Its common name linked to the word “holy,” holly has been the object of secular fascination and sacred ritual from almost the dawn of recorded Western history. The Druids, a priestly class of ancient Celts, believed that the sun never abandoned the holly bush, which they held in reverence as a symbol of the eternal cycle of the seasons. The Romans associated the plant with the god Saturn, whose festival, Saturnalia, fell in late December. During the celebration, Romans sent holly boughs to friends as tokens of goodwill, for they considered the plant a powerful countercharm. Holly branches were commonly hung about homes and stables to protect the occupants from evil spirits around the time of the winter solstice, thus giving rise to our holiday holly customs, Pliny the Elder, a Roman scholar who lived from A.D. 23 to 79, wrote that holly planted beside one’s house was a potent method of warding off malicious spells, not to mention stray lightning bolts. Later, in medieval England, holly was a component of various spells recommended to a maiden who wished to foretell something concerning a future husband. Walking sticks carved from holly were quite popular up until the 19th century, more for their supposed spiritual protection against wild beasts than for the strong fine wood.

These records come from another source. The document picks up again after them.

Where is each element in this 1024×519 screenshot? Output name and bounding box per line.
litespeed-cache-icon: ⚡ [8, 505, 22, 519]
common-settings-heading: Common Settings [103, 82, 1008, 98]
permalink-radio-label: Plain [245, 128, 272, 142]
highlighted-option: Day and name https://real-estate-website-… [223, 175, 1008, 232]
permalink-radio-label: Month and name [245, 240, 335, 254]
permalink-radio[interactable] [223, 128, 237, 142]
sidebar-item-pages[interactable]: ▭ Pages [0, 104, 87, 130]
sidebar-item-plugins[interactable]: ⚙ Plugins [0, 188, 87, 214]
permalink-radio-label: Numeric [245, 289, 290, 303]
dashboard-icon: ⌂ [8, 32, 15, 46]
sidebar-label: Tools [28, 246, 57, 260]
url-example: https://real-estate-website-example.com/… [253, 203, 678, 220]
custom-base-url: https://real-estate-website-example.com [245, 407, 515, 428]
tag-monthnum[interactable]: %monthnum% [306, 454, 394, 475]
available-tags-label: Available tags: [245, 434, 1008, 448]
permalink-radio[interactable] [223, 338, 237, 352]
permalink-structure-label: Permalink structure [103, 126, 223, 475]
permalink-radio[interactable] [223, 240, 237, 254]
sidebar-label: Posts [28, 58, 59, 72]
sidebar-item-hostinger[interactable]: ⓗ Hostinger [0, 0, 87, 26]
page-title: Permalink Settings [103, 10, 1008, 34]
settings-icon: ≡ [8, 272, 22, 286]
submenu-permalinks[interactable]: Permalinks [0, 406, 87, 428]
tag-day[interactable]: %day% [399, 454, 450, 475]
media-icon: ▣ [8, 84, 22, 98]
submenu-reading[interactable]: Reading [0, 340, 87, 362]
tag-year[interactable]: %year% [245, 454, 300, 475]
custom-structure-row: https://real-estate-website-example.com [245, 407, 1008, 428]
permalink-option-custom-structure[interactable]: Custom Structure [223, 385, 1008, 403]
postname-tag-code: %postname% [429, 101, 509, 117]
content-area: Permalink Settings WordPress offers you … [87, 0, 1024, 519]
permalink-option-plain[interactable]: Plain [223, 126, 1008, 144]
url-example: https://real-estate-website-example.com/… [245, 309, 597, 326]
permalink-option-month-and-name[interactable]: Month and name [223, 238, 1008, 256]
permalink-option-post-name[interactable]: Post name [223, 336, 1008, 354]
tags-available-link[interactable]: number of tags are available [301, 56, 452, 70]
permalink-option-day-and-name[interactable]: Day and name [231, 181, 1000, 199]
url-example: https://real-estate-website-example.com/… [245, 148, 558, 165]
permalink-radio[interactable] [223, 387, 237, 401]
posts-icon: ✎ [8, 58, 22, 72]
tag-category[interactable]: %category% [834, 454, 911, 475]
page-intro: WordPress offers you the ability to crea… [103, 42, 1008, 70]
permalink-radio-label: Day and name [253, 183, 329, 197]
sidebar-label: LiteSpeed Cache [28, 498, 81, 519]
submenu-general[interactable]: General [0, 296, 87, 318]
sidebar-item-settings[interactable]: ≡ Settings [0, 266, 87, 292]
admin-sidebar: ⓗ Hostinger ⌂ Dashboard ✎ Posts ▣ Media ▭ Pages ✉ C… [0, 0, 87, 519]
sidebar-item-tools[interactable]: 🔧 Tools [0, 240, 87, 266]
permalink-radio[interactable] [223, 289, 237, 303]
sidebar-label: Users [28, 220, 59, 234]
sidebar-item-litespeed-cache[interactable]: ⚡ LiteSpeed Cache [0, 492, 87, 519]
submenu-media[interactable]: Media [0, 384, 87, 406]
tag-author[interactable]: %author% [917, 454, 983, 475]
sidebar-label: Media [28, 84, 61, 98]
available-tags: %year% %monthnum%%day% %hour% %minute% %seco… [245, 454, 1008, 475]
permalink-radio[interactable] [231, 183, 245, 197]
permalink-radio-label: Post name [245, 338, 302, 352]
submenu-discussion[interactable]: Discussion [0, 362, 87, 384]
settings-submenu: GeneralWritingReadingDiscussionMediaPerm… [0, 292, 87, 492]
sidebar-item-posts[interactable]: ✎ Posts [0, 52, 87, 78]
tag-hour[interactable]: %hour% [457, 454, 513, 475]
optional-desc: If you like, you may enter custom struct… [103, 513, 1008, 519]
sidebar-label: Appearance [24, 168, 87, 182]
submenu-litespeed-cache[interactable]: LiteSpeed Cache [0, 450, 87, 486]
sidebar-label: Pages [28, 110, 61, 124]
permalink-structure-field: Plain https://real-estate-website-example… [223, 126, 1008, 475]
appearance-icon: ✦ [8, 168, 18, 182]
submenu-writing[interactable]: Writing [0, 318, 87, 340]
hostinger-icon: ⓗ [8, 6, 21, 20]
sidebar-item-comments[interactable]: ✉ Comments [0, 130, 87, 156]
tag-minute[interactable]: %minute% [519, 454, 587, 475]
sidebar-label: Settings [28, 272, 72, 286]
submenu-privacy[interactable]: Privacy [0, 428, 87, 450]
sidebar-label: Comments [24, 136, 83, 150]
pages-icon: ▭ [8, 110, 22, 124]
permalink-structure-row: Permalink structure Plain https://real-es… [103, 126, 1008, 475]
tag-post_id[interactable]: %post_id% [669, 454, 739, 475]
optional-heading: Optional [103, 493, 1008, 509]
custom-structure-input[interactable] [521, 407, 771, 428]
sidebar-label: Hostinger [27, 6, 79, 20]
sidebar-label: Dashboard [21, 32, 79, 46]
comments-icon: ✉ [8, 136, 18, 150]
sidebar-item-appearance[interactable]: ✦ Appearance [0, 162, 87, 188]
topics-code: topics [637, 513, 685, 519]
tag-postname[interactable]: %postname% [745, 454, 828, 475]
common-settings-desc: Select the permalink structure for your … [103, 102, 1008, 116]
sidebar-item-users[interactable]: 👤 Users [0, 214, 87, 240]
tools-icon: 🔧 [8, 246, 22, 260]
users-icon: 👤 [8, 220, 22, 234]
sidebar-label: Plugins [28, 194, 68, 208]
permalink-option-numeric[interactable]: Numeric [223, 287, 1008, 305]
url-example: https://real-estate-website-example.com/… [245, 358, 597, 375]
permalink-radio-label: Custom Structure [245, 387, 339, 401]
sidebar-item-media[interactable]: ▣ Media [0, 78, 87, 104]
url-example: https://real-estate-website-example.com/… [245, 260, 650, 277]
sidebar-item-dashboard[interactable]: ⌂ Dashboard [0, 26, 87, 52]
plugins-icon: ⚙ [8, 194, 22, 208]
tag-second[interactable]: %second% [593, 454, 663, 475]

Holly is still a popular choice, but in form of plantings in contemporary landscapes. With more than 800 species worldwide, hollies offer literally thousands of varieties to choose from. The largest and most notable is English holly or Ilex aquifolium. Meaning “spiny-leaved holly”, it refers to the armed, curly glossy foliage. Different variegated patterns, both silver and gold, have been developed. The large berries turn color in late fall and can be either red or yellow. Heavily branched plants eventually form a pyramidal-shaped tree, with some varieties reaching 75 feet at maturity. English holly thrives in Zones 6b to 8a. It can be used for specimen planting, as an almost impenetrable hedge or for topiary and espalier designs.
My favorite, though, is our native deciduous holly, winterberry, also know as possumhaw. Ilex verticillata lacks the yearlong foliage of its evergreen cousins, but makes up for it by their extreme cold hardiness and plentiful berry production. Cultivars are now available in red, orange and yellow berries. Ranging from 5 to 15 feet tall, they are ideal for mass plantings in naturalized areas of the garden. The cut branches make excellent material for arrangements, not to mention holiday decorating, and constitute an important winter food source for birds.
Note: If you really dig hollies, the reference book for you is Hollies: The Genus Ilex by Fred C. Galle published by Timber Press.